The leather black jeans and Malcolm X references in "Black Skinhead" spiritually succeed his line I'm like the fly Malcolm X, buy any jeans necessary from “Good Morning.” West is more willing to take a militant stance this time around. He no longer has to conform to buying into whatever denim trends are “in,” now he’s the one making the rules.
He acknowledges his trendsetting past: the pink polos and backpack from College Dropout, claiming he brought real rap back, while also injecting a well-needed dose of style into the scene. Nobody had swag, man / We the Rat Pack he claims before shouting out Virgil Abloh, Don C., and Ibn Jasper—three people in Kanye's Chi-town circle who've been receiving buzz for the way they're mixing luxury fashion with a streetwear edge: Ibn's Diamond collab, Don C.'s snakeskin snapbacks, and Virgil's PYREX Vision. All three are also black, and it's important to note because the fashion industry has a severe lack of popular black designers.
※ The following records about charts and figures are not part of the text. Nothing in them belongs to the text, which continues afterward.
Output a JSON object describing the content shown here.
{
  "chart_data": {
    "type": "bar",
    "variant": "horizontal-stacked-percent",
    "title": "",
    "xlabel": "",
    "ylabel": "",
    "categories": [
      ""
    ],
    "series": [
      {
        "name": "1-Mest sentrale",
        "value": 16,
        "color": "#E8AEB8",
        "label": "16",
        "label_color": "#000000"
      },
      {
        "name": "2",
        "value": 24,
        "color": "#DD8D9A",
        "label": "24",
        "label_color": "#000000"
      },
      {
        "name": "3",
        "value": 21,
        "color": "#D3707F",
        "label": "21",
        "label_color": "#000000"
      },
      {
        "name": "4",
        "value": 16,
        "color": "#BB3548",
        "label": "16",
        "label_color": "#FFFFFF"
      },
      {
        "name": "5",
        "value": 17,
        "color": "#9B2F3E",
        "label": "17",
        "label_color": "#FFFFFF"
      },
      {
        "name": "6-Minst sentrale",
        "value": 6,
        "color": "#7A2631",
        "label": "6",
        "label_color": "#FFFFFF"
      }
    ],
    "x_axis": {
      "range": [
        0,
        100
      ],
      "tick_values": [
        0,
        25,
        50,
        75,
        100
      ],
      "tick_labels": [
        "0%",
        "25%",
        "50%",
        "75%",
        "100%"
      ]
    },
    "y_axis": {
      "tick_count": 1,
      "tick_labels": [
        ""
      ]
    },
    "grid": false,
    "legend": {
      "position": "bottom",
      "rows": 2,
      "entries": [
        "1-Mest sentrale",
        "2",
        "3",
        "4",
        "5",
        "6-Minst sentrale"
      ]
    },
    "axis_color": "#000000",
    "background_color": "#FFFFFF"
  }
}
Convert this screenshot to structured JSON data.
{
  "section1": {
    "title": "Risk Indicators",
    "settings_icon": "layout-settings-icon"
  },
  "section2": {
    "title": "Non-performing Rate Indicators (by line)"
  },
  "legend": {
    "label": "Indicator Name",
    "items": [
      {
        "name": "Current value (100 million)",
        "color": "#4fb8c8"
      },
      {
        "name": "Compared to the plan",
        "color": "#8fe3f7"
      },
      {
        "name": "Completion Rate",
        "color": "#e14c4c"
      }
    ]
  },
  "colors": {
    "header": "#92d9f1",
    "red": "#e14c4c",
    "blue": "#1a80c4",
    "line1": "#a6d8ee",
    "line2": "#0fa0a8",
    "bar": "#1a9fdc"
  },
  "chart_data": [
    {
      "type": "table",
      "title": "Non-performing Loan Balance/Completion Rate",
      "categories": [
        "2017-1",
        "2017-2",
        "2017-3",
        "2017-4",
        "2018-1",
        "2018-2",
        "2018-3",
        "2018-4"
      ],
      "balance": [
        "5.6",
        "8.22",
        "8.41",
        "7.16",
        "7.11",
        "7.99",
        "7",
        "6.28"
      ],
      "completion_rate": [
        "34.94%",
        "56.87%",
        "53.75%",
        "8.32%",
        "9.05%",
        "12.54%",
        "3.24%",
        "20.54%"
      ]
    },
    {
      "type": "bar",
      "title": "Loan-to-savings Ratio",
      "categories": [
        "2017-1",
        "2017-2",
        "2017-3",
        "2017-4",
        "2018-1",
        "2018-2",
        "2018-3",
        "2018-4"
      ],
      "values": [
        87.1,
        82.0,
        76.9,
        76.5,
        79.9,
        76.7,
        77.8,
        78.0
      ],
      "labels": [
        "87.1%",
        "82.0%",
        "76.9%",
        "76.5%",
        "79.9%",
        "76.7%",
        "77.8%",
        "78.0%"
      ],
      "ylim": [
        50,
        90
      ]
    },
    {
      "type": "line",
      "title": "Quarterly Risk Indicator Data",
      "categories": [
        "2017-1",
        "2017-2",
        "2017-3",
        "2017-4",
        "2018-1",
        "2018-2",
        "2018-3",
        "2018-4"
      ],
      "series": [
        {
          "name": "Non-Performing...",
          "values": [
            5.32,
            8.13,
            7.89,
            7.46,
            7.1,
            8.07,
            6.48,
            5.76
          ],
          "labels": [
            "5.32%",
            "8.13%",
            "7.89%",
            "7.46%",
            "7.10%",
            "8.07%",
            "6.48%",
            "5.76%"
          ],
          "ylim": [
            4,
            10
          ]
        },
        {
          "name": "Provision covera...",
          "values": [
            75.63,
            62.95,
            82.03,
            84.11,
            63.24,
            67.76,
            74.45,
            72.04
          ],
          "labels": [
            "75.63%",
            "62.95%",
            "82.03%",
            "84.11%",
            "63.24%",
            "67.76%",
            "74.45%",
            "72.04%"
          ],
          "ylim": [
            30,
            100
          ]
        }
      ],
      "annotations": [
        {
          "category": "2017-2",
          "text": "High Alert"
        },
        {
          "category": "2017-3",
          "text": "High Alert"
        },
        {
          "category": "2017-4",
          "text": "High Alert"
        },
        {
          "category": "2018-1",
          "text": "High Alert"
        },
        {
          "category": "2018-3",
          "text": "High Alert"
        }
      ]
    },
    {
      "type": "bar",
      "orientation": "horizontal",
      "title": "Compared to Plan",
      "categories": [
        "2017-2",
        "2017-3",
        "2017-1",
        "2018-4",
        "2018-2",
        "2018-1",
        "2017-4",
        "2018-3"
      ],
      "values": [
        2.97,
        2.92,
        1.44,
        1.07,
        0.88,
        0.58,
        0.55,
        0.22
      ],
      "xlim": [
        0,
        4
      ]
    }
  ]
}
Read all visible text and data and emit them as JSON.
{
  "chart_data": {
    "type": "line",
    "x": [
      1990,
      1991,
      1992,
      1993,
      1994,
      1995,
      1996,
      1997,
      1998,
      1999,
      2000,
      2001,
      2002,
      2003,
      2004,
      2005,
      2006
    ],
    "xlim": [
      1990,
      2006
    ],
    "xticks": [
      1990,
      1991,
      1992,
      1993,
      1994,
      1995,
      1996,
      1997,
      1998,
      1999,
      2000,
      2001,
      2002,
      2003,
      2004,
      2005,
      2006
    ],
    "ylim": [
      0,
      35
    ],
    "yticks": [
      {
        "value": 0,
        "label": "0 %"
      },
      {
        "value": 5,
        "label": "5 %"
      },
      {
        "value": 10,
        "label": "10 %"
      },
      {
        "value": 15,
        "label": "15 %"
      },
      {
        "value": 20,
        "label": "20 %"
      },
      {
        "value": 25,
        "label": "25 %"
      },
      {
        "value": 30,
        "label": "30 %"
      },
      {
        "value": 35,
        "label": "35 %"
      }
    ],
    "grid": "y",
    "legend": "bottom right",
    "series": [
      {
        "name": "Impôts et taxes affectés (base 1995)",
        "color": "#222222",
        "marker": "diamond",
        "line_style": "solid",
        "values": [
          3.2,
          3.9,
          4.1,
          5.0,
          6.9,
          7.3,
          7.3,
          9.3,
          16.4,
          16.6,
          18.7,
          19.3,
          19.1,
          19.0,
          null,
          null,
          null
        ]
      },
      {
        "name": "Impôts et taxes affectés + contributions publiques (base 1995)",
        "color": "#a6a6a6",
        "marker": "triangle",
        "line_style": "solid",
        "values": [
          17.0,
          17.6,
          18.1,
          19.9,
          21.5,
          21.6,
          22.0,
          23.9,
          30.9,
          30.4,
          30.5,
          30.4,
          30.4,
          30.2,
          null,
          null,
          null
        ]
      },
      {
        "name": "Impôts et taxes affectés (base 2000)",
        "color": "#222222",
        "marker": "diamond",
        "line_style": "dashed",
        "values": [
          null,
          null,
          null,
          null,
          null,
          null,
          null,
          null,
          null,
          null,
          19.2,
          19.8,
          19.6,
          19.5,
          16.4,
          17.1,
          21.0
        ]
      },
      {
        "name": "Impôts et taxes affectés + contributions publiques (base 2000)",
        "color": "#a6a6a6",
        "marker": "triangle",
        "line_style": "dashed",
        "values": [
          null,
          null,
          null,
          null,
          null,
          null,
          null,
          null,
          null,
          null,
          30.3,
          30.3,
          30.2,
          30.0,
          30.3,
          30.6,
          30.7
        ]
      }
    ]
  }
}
“New Slaves” is rife with anti-establishment imagery, starting from allusions to the fashion industry’s institutionalized racism—from assuming black people have no means to purchase anything to openly inviting nouveau riche rapper-types to buy everything. West, for one, isn’t buying it anymore.
After all, this is an industry he worked hard to ingratiate himself with. From interning at Fendi to cancelling his streetwear line, Pastelle, West has established himself as a true perfectionist. So he made his celebrity appearances, learned the ropes of fashion from lauded designers like Hedi Slimane and Giuseppe Zanotti, who encouraged him to keep at it. While his first collection was widely panned, his second attempt was deemed merely passable. You can imagine the type of toll that would take on someone with Kanye’s mindset.
Perhaps that was the impetus for the rapper to reject the totems of high fashion, shying away from designers like Alexander Wang in favor of supporting his friends' labels—his C-Murder allusion on "Blood On The Leaves" attests to this. Take for example, the #BEEN #TRILL x Yeezus shirts recently spotted at a London party for Hood By Air, where the label took over the century-old Selfridges store's parking garage and turned it into a temporary skate park. The overall neo-punk feel of Yeezus serves the austere, dark aesthetic of these younger labels perfectly.
From the pared-down production values to the soul sound that got him to where he is in the first place, what Yeezus does best is cement West as a true man of style for the right reasons: He is an artist first, a style icon second—not that he gives a fuck about that anymore. He’s become jaded by fashion and just wants to wear shit that makes him feel comfortable.
Kanye’s shift from being a wholehearted fan of the fashion industry to a critic against materialism has allowed him to express himself fully in a more familiar medium: music. Which raises another key question: Does this mean his fashion designer dreams are over?
Quite possibly. But in a world where Yeezy's cohorts are dictating the fashion conversation, where Virgil Abloh is already parading around in a T-shirt emblazoned with "Not For Sale," chances are won’t be long until everyone becomes fluent in “Swaghili.”